I could just get into my nondescript car and cruise around Damansara Heights and check out who lives in those giant, multi-million-ringgit mansions.
Or maybe I’ll hang around KL nightspots and observe which young man or woman steps out of a vehicle that costs the same as a luxury condominium.
There is really no need to wait for a public document to see who is rich and who is not.
But then, surely our hard-working elected officials have nothing to worry about. After all, they don’t live in mansions and their children don’t go scooting around in Ferraris, do they?
Actually, all this public declaration of assets business for me boils down to the issue of trust.
I find the whole idea of asking a person how much money and property he has, personally distasteful. It is just not a topic of conversation among polite society.
It can either be crass “I am a millionaire and I have loads of money”, or it can be intrusive “So, did you pay cash for this house?”
And I really don’t care if my elected officials are loaded or not. That is their rezeki.

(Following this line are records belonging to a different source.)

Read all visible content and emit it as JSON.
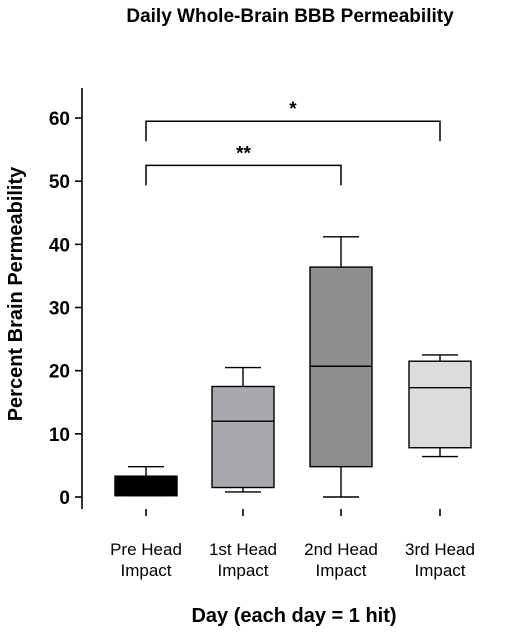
{
  "chart_data": {
    "type": "box",
    "title": "Daily Whole-Brain BBB Permeability",
    "xlabel": "Day (each day = 1 hit)",
    "ylabel": "Percent Brain Permeability",
    "ylim": [
      0,
      65
    ],
    "yticks": [
      0,
      10,
      20,
      30,
      40,
      50,
      60
    ],
    "grid": false,
    "categories": [
      [
        "Pre Head",
        "Impact"
      ],
      [
        "1st Head",
        "Impact"
      ],
      [
        "2nd Head",
        "Impact"
      ],
      [
        "3rd Head",
        "Impact"
      ]
    ],
    "boxes": [
      {
        "min": 0.2,
        "q1": 0.2,
        "median": 3.2,
        "q3": 3.3,
        "max": 4.8,
        "color": "#000000"
      },
      {
        "min": 0.8,
        "q1": 1.5,
        "median": 12.0,
        "q3": 17.5,
        "max": 20.5,
        "color": "#a9a8ae"
      },
      {
        "min": 0.0,
        "q1": 4.8,
        "median": 20.7,
        "q3": 36.4,
        "max": 41.2,
        "color": "#8f8f8f"
      },
      {
        "min": 6.4,
        "q1": 7.8,
        "median": 17.3,
        "q3": 21.5,
        "max": 22.5,
        "color": "#dcdcdc"
      }
    ],
    "significance": [
      {
        "from": 0,
        "to": 2,
        "y": 52.5,
        "label": "**"
      },
      {
        "from": 0,
        "to": 3,
        "y": 59.5,
        "label": "*"
      }
    ]
  }
}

Many MPs have their own businesses and professional careers, and frankly they need it. An MP’s pay is simply quite pathetic.
If you are an honest person, after you pay for your service centre and your staff you would barely have enough left to pay a mortgage, let alone live a life of luxury.
And I think it is unreasonable to say an MP has to stop all his business and professional interests when he or she becomes a minister.
However, when one is suspicious that power was abused in obtaining that rezeki, and that suspicion is reinforced time and time again by tales of corruption, perceived or otherwise, then it becomes necessary that such a distasteful activity be carried out.
I look forward to the day when we can trust our public and elected officials to the point that all this would simply not be necessary. Until that day comes, I am afraid that despite Nazri’s fear of politically-savvy kidnappers, a public declaration of assets for ministers is an absolute must.